You’re all just burning in suspense, wondering “how did the weekend go?”
It was great!
Maybe you’re wondering what it’s like to be an assistant? Well, first you wake up at 4:00-4:30 am and spend no more than 30min in the bathroom. About 10min before you plan to drive to the show you have to turn on the truck to prime the air brakes and take the puppies out to pee. On your way to the grounds you stop for Starbucks to order a venti with extra everything and get some oatmeal or a sandwich for breakfast, which you must down quickly because as soon as you arrive at the grounds you have to turn out all the dogs into the x-pens or take them for walks. If it’s day one you first have to set up your set up, meaning put out giant mats with a bunch of x-pens on them and raise the EZ Up, then get out the grooming tables and tack boxes. After all the dogs are done with their morning potty you get to drink your coffee and relax for a few minutes.
Once you’re groomed you can’t sit down!
The first class always starts at 8am, so any dogs entered in 8am classes must be prepped starting at 7am or so depending on the breed. A Rhodesian Ridgeback needs a lot less prep than a Borzoi or Airedale! Starting at 8am you’re ringside holding a dog or going to get a dog or taking a dog back to the truck. If you’ve been with your boss (themselves a pro handler) for a while you might even be in the ring showing since they can only be in one place at a time. This goes on all day: groom a dog, take the dog up, show the dog, let the dog potty, give them a quick clean up, put them back.
Hanging out in the x-pen
If the dog wins Best of Breed they will have to go in for Groups, which usually start around 2pm. You get a lunch around noon, but any dogs going into group will need re-groomed. Same thing: groom, show, potty, back in the truck. The end of the day is around 5-6pm, at which point you do dinner and pass out. If it’s the last day of the show you have to tear down the set up first though!

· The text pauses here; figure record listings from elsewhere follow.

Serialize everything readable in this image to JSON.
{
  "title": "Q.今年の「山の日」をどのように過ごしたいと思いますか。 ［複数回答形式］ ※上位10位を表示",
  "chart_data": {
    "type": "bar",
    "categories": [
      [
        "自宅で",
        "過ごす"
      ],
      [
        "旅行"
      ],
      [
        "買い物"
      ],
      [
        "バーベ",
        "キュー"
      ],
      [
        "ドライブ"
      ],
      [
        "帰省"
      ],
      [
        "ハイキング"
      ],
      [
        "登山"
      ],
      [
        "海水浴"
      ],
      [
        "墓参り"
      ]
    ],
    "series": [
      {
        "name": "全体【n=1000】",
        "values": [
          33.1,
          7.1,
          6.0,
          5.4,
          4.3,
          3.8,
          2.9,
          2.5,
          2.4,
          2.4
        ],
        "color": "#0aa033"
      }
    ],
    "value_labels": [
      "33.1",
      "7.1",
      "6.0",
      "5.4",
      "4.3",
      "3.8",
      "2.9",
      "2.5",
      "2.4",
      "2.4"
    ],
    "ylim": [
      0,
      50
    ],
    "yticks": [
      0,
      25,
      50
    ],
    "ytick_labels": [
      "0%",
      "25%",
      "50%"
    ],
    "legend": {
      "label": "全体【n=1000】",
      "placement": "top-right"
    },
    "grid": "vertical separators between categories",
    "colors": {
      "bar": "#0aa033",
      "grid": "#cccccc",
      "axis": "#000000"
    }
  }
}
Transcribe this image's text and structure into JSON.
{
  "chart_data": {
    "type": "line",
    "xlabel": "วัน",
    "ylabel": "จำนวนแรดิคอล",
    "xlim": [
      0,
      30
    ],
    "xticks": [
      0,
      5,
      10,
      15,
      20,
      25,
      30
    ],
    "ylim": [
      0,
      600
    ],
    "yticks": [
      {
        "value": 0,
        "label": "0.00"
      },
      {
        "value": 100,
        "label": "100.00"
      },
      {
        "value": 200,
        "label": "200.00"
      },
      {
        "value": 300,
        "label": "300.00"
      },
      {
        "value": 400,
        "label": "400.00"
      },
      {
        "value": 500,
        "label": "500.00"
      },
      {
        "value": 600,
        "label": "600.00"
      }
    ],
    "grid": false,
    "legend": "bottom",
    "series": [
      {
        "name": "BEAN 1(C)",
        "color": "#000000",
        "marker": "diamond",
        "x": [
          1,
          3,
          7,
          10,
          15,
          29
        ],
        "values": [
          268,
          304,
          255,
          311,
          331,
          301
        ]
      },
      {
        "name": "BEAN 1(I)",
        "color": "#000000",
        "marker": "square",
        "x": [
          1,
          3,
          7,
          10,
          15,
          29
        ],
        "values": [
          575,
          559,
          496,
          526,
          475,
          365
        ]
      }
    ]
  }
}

Val & Bella competing for BIS
There is down time, but for the most part you always have to be ready to go. We took 17 dogs, 3 of which did not show, and 3 or 4 dogs met us at the show. So a total of 17 or 18 dogs were in the ring over the course of a day, with each one needing groomed at least once!
What did I think? For one thing, I finally met Lauren (and made other friends too, yay!) and she’s fabulous. Super fun, super nice, and knows what she’s doing. Since Val is injured she spent as much time as possible off her feet, so I spent most of my time with Lauren and her opinion means nearly as much as Val’s, so it’s a good thing Lauren was impressed by me. As for the work, I was dead tired on the first day. I slept like crap on Fri night, got up a 4:30am, and was on my feet all day. The second day was better, perhaps because I got a larger coffee and drank a Rockstar. That said, the work didn’t really feel like “work”. I enjoyed it! It’s not always easy, but it’s fun. Granted this was my first show with Val and the end of my first week at Briarcliff, but so far so good.
When we got back Peter came up to the truck and asked me “what did you think? Are you staying?” I replied, “you can’t scare me off that easily!”
What did Wally think? He didn’t like being away from me so much and really didn’t like not sleeping with me (I didn’t like that either, next time he should be able to tho; Peter’s Stafford came with us so Wally had to sleep in the truck). He still doesn’t really understand why I put him in a crate or x-pen but do things nearby, why don’t I just let him out with me? But overall he did well and got better as the weekend went on. Mainly he was exhausted from all the activity and excitement.